Recently, my active younger brother reached out and asked me to build him a workout program. He's heading into high school and plays a heavy rotation of sports: football, basketball, and baseball. As someone who is borderline fanatical about researching health and fitness, I will take any opportunity to exercise that knowledge. When he requested this, I was pumped — not just to build the current plan, but to track his future progress.
I'm sharing the framework of this plan here to show just how simple it can be to get into working out, and how basically any fundamental movement can be effective. If he gives me the green light, I'll keep the blog updated with his data, but I'll leave that up to him.
"Train to perform on the field, not just to sweat in the gym."
The 3-Day Athlete Split
Because multiple sports already play a massive part in his daily regimen — and will inherently do a lot of the "heavy lifting" for his conditioning — I went relatively easy on the volume. The protocol is separated into 3 main days, with active rest (practices, games, or light mobility) spread in between on Tuesday, Thursday, and Saturday, and a full rest day on Sunday.
- Day 1: Legs & Core Monday Building the base. Leg drive is the foundation for almost every sport, and the core acts as the stabilizer. Think goblet squats, Romanian deadlifts, reverse lunges, hip bridges, and calf raises — all kept light and clean.
- Day 2: Upper Body & Core Wednesday Developing push/pull strength. You'll notice core is on both lifting days. The core is the most important part of an athlete's body — it drastically reduces injury risk and is the central engine for generating explosive power all around.
- Day 3: Speed & Explosiveness Friday This day features broad athletic movements — plyometrics, sprints, and agility drills like box jumps, broad jumps, lateral bounds, the 5-10-5 shuttle, and the T-drill. Including it breaks up the heavy lifting days and bridges the gap between gym strength and on-field performance.
Keep It Simple, Keep It Safe
I kept the actual lifts deliberately simple. At this stage, a young athlete shouldn't have to worry about getting hurt under a barbell. Right now, it's all about learning biomechanics and adapting to the gym environment safely — no heavy back squats or bench press without an adult watching his form.
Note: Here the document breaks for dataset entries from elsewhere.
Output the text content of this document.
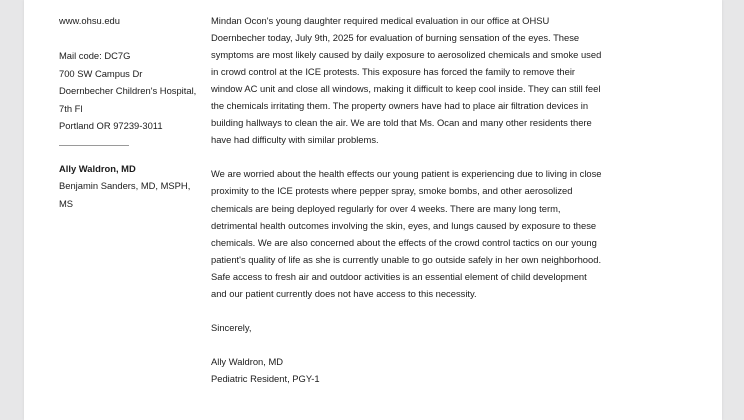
www.ohsu.edu
Mail code: DC7G
700 SW Campus Dr
Doernbecher Children's Hospital,
7th Fl
Portland OR 97239-3011
Ally Waldron, MD
Benjamin Sanders, MD, MSPH,
MS

Mindan Ocon's young daughter required medical evaluation in our office at OHSU Doernbecher today, July 9th, 2025 for evaluation of burning sensation of the eyes. These symptoms are most likely caused by daily exposure to aerosolized chemicals and smoke used in crowd control at the ICE protests. This exposure has forced the family to remove their window AC unit and close all windows, making it difficult to keep cool inside. They can still feel the chemicals irritating them. The property owners have had to place air filtration devices in building hallways to clean the air. We are told that Ms. Ocan and many other residents there have had difficulty with similar problems.

We are worried about the health effects our young patient is experiencing due to living in close proximity to the ICE protests where pepper spray, smoke bombs, and other aerosolized chemicals are being deployed regularly for over 4 weeks. There are many long term, detrimental health outcomes involving the skin, eyes, and lungs caused by exposure to these chemicals. We are also concerned about the effects of the crowd control tactics on our young patient's quality of life as she is currently unable to go outside safely in her own neighborhood. Safe access to fresh air and outdoor activities is an essential element of child development and our patient currently does not have access to this necessity.

Sincerely,

Ally Waldron, MD
Pediatric Resident, PGY-1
Everything in the plan can be done safely with dumbbells, bodyweight, and household setups.
My instructions to him outside the gym were just as straightforward: log every single workout's reps and weight, aim to add one rep or five pounds every week or two, keep me updated on the progress, and consume as much protein as our parents are willing to cook.
I am excited to see how this plays out over the initial 8 weeks I want him on this plan. From there, once he builds a rock-solid foundation and becomes more comfortable with the iron, we can transition him to something more advanced.
This Week's Challenge
Strip your own program down to the basics. Pick five fundamental movements, log every set, and master the form before you ever chase the weight.